下面来分析一下dc.sync方法，以下两种情况下，都会调用dc.sync，然后直接return：
（1）判断deployment的.Spec.Paused属性值是否为true，是则调用dc.sync做处理，调用完成后直接return；
（2）先调用dc.isScalingEvent，检查deployment对象是否处于 scaling 状态，是则调用dc.sync做处理，调用完成后直接return。

关于Paused字段

deployment的.Spec.Paused为true时代表该deployment处于暂停状态，false则代表处于正常状态。当deployment处于暂停状态时，deployment对象的PodTemplateSpec的任何修改都不会触发deployment的更新，当.Spec.Paused再次赋值为false时才会触发deployment更新。

dc.sync主要逻辑：
（1）调用dc.getAllReplicaSetsAndSyncRevision获取最新的replicaset对象以及旧的replicaset对象列表；
（2）调用dc.scale，判断是否需要进行扩缩容操作，需要则进行扩缩容操作；
（3）当deployment的.Spec.Paused为true且不需要做回滚操作时，调用dc.cleanupDeployment，根据deployment配置的保留历史版本数（.Spec.RevisionHistoryLimit）以及replicaset的创建时间，把最老的旧的replicaset给删除清理掉；
（4）调用dc.syncDeploymentStatus，计算并更新deployment对象的status字段。
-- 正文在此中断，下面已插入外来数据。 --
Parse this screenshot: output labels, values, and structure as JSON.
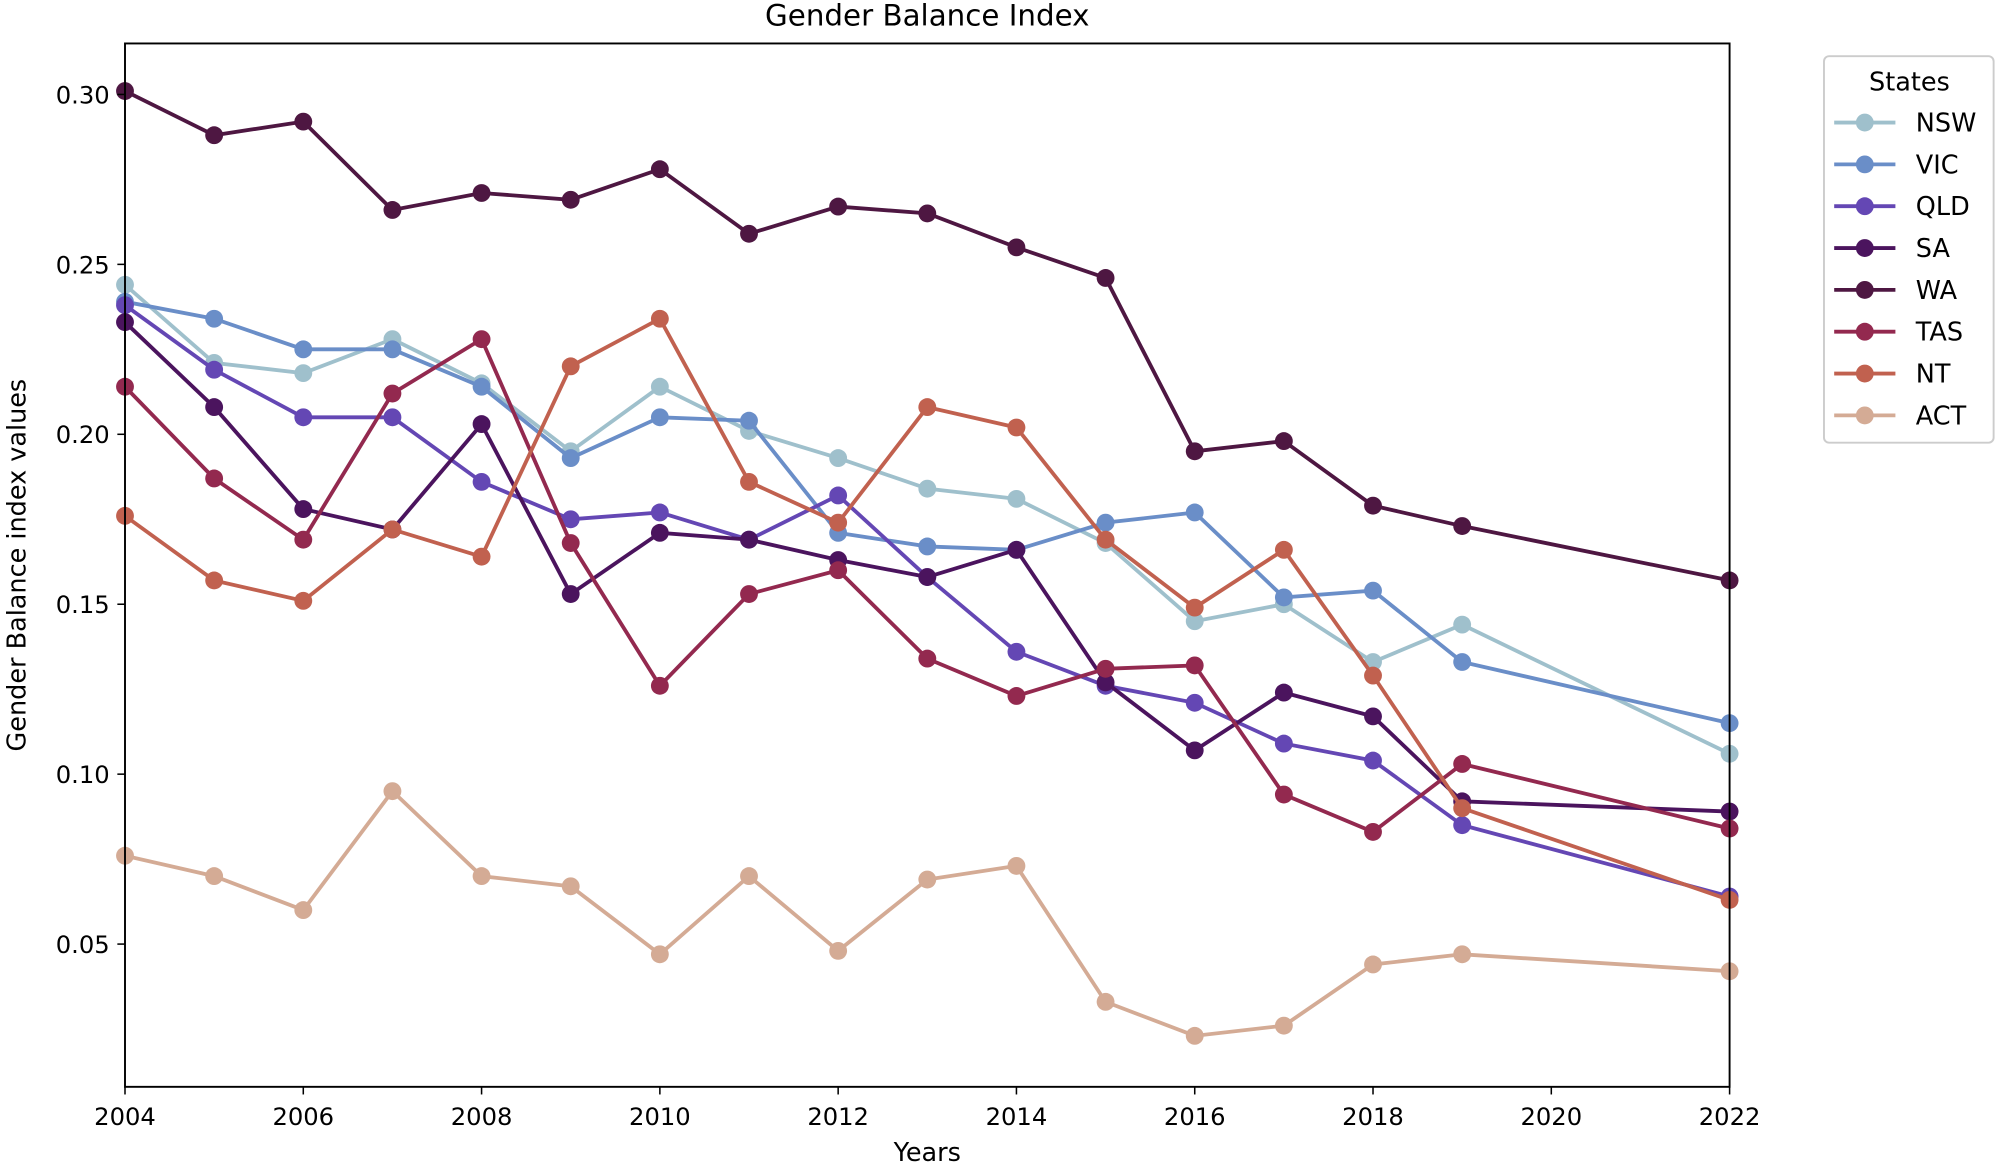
{
  "chart_data": {
    "type": "line",
    "title": "Gender Balance Index",
    "xlabel": "Years",
    "ylabel": "Gender Balance index values",
    "xlim": [
      2004,
      2022
    ],
    "ylim": [
      0.008,
      0.315
    ],
    "xticks": [
      2004,
      2006,
      2008,
      2010,
      2012,
      2014,
      2016,
      2018,
      2020,
      2022
    ],
    "yticks": [
      0.05,
      0.1,
      0.15,
      0.2,
      0.25,
      0.3
    ],
    "ytick_labels": [
      "0.05",
      "0.10",
      "0.15",
      "0.20",
      "0.25",
      "0.30"
    ],
    "grid": false,
    "legend": {
      "title": "States",
      "placement": "outside-top-right"
    },
    "x": [
      2004,
      2005,
      2006,
      2007,
      2008,
      2009,
      2010,
      2011,
      2012,
      2013,
      2014,
      2015,
      2016,
      2017,
      2018,
      2019,
      2022
    ],
    "series": [
      {
        "name": "NSW",
        "color": "#9fc0cc",
        "values": [
          0.244,
          0.221,
          0.218,
          0.228,
          0.215,
          0.195,
          0.214,
          0.201,
          0.193,
          0.184,
          0.181,
          0.168,
          0.145,
          0.15,
          0.133,
          0.144,
          0.106
        ]
      },
      {
        "name": "VIC",
        "color": "#6a8ec8",
        "values": [
          0.239,
          0.234,
          0.225,
          0.225,
          0.214,
          0.193,
          0.205,
          0.204,
          0.171,
          0.167,
          0.166,
          0.174,
          0.177,
          0.152,
          0.154,
          0.133,
          0.115
        ]
      },
      {
        "name": "QLD",
        "color": "#6447b4",
        "values": [
          0.238,
          0.219,
          0.205,
          0.205,
          0.186,
          0.175,
          0.177,
          0.169,
          0.182,
          0.158,
          0.136,
          0.126,
          0.121,
          0.109,
          0.104,
          0.085,
          0.064
        ]
      },
      {
        "name": "SA",
        "color": "#4b145e",
        "values": [
          0.233,
          0.208,
          0.178,
          0.172,
          0.203,
          0.153,
          0.171,
          0.169,
          0.163,
          0.158,
          0.166,
          0.127,
          0.107,
          0.124,
          0.117,
          0.092,
          0.089
        ]
      },
      {
        "name": "WA",
        "color": "#4e1742",
        "values": [
          0.301,
          0.288,
          0.292,
          0.266,
          0.271,
          0.269,
          0.278,
          0.259,
          0.267,
          0.265,
          0.255,
          0.246,
          0.195,
          0.198,
          0.179,
          0.173,
          0.157
        ]
      },
      {
        "name": "TAS",
        "color": "#93294f",
        "values": [
          0.214,
          0.187,
          0.169,
          0.212,
          0.228,
          0.168,
          0.126,
          0.153,
          0.16,
          0.134,
          0.123,
          0.131,
          0.132,
          0.094,
          0.083,
          0.103,
          0.084
        ]
      },
      {
        "name": "NT",
        "color": "#c1614f",
        "values": [
          0.176,
          0.157,
          0.151,
          0.172,
          0.164,
          0.22,
          0.234,
          0.186,
          0.174,
          0.208,
          0.202,
          0.169,
          0.149,
          0.166,
          0.129,
          0.09,
          0.063
        ]
      },
      {
        "name": "ACT",
        "color": "#d4ab95",
        "values": [
          0.076,
          0.07,
          0.06,
          0.095,
          0.07,
          0.067,
          0.047,
          0.07,
          0.048,
          0.069,
          0.073,
          0.033,
          0.023,
          0.026,
          0.044,
          0.047,
          0.042
        ]
      }
    ]
  }
}
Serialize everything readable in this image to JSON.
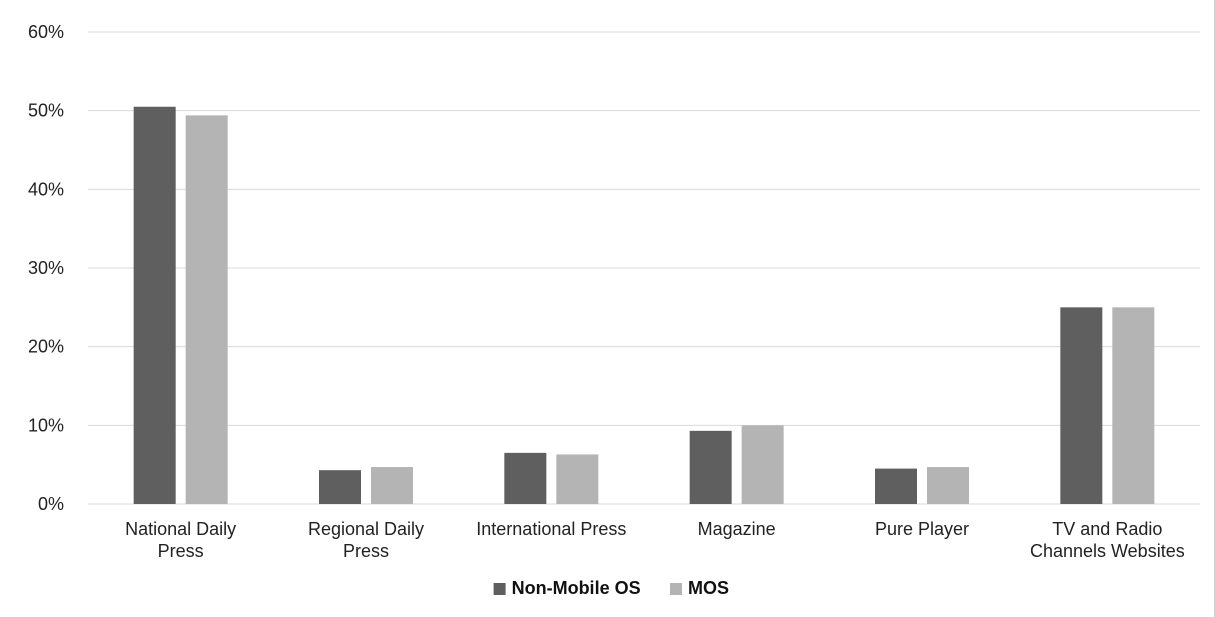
{
  "chart_data": {
    "type": "bar",
    "categories": [
      [
        "National Daily",
        "Press"
      ],
      [
        "Regional Daily",
        "Press"
      ],
      [
        "International Press"
      ],
      [
        "Magazine"
      ],
      [
        "Pure Player"
      ],
      [
        "TV and Radio",
        "Channels Websites"
      ]
    ],
    "series": [
      {
        "name": "Non-Mobile OS",
        "color": "#5f5f5f",
        "values": [
          0.505,
          0.043,
          0.065,
          0.093,
          0.045,
          0.25
        ]
      },
      {
        "name": "MOS",
        "color": "#b4b4b4",
        "values": [
          0.494,
          0.047,
          0.063,
          0.1,
          0.047,
          0.25
        ]
      }
    ],
    "y_ticks": [
      "0%",
      "10%",
      "20%",
      "30%",
      "40%",
      "50%",
      "60%"
    ],
    "ylim": [
      0,
      0.6
    ],
    "grid": true,
    "gridline_color": "#d9d9d9",
    "legend_position": "bottom",
    "title": "",
    "xlabel": "",
    "ylabel": ""
  }
}
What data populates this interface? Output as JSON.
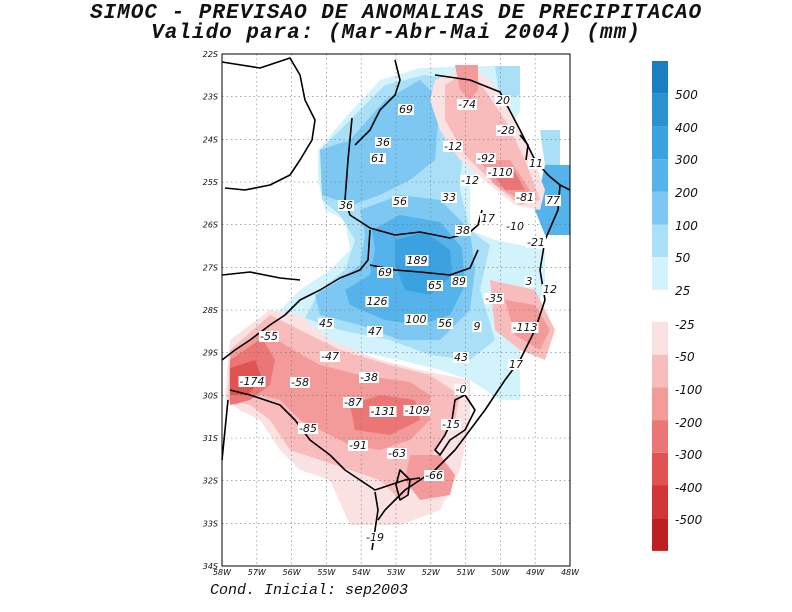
{
  "title": {
    "line1": "SIMOC - PREVISAO DE ANOMALIAS DE PRECIPITACAO",
    "line2": "Valido para: (Mar-Abr-Mai 2004) (mm)"
  },
  "footer": "Cond. Inicial: sep2003",
  "axes": {
    "lat_ticks": [
      "22S",
      "23S",
      "24S",
      "25S",
      "26S",
      "27S",
      "28S",
      "29S",
      "30S",
      "31S",
      "32S",
      "33S",
      "34S"
    ],
    "lon_ticks": [
      "58W",
      "57W",
      "56W",
      "55W",
      "54W",
      "53W",
      "52W",
      "51W",
      "50W",
      "49W",
      "48W"
    ]
  },
  "colorbar": {
    "labels": [
      "500",
      "400",
      "300",
      "200",
      "100",
      "50",
      "25",
      "-25",
      "-50",
      "-100",
      "-200",
      "-300",
      "-400",
      "-500"
    ],
    "colors_pos": [
      "#1a7fc0",
      "#2b92d2",
      "#3aa2e0",
      "#54b3ea",
      "#7cc8f2",
      "#aadff8",
      "#d3f3fc"
    ],
    "colors_neg": [
      "#fbe2e2",
      "#f8bcbc",
      "#f39a9a",
      "#ec7676",
      "#e05353",
      "#d13535",
      "#bc1f1f"
    ]
  },
  "values": [
    {
      "text": "69"
    },
    {
      "text": "36"
    },
    {
      "text": "61"
    },
    {
      "text": "36"
    },
    {
      "text": "56"
    },
    {
      "text": "33"
    },
    {
      "text": "38"
    },
    {
      "text": "17"
    },
    {
      "text": "189"
    },
    {
      "text": "69"
    },
    {
      "text": "65"
    },
    {
      "text": "89"
    },
    {
      "text": "126"
    },
    {
      "text": "45"
    },
    {
      "text": "47"
    },
    {
      "text": "100"
    },
    {
      "text": "56"
    },
    {
      "text": "9"
    },
    {
      "text": "43"
    },
    {
      "text": "17"
    },
    {
      "text": "3"
    },
    {
      "text": "12"
    },
    {
      "text": "-0"
    },
    {
      "text": "-74"
    },
    {
      "text": "20"
    },
    {
      "text": "-28"
    },
    {
      "text": "-12"
    },
    {
      "text": "-92"
    },
    {
      "text": "11"
    },
    {
      "text": "-12"
    },
    {
      "text": "-110"
    },
    {
      "text": "-81"
    },
    {
      "text": "77"
    },
    {
      "text": "-10"
    },
    {
      "text": "-21"
    },
    {
      "text": "-35"
    },
    {
      "text": "-113"
    },
    {
      "text": "-55"
    },
    {
      "text": "-47"
    },
    {
      "text": "-174"
    },
    {
      "text": "-58"
    },
    {
      "text": "-38"
    },
    {
      "text": "-87"
    },
    {
      "text": "-131"
    },
    {
      "text": "-109"
    },
    {
      "text": "-85"
    },
    {
      "text": "-91"
    },
    {
      "text": "-63"
    },
    {
      "text": "-15"
    },
    {
      "text": "-66"
    },
    {
      "text": "-19"
    }
  ]
}
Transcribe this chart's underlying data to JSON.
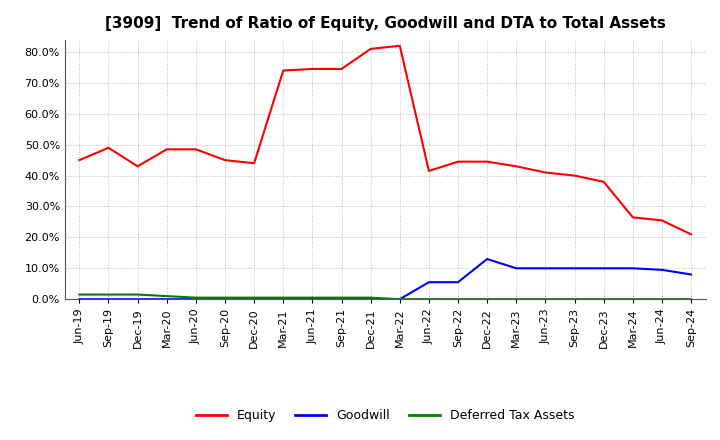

// pkg/controller/deployment/sync.go
// sync is responsible for reconciling deployments on scaling events or when they
// are paused.
func (dc *DeploymentController) sync(d *apps.Deployment, rsList []*apps.ReplicaSet) error {
	newRS, oldRSs, err := dc.getAllReplicaSetsAndSyncRevision(d, rsList, false)
	if err != nil {
		return err
	}
	if err := dc.scale(d, newRS, oldRSs); err != nil {
		// If we get an error while trying to scale, the deployment will be requeued
		// so we can abort this resync
		return err
	}

	// Clean up the deployment when it's paused and no rollback is in flight.
	if d.Spec.Paused && getRollbackTo(d) == nil {
		if err := dc.cleanupDeployment(oldRSs, d); err != nil {
			return err
		}
	}

	allRSs := append(oldRSs, newRS)
	return dc.syncDeploymentStatus(allRSs, newRS, d)
}

2.5.1 dc.scale

dc.scale主要作用是处理deployment的扩缩容操作，其主要逻辑如下：
（1）调用deploymentutil.FindActiveOrLatest，判断是否只有最新的replicaset对象的副本数不为0，是则找到最新的replicaset对象，并判断其副本数是否与deployment期望副本数一致，是则直接return，否则调用dc.scaleReplicaSetAndRecordEvent更新其副本数为deployment的期望副本数；
（2）当最新的replicaset对象的副本数与deployment期望副本数一致，且旧的replicaset对象中有副本数不为0的，则从旧的replicset对象列表中找出副本数不为0的replicaset，调用dc.scaleReplicaSetAndRecordEvent将其副本数缩容为0，然后return；
（3）当最新的replicaset对象的副本数与deployment期望副本数不一致，旧的replicaset对象中有副本数不为0的，且deployment的更新策略为滚动更新，说明deployment可能正在滚动更新，则按一定的比例对新旧replicaset进行扩缩容操作，保证滚动更新的稳定性，具体逻辑可以自己分析下，这里不展开分析。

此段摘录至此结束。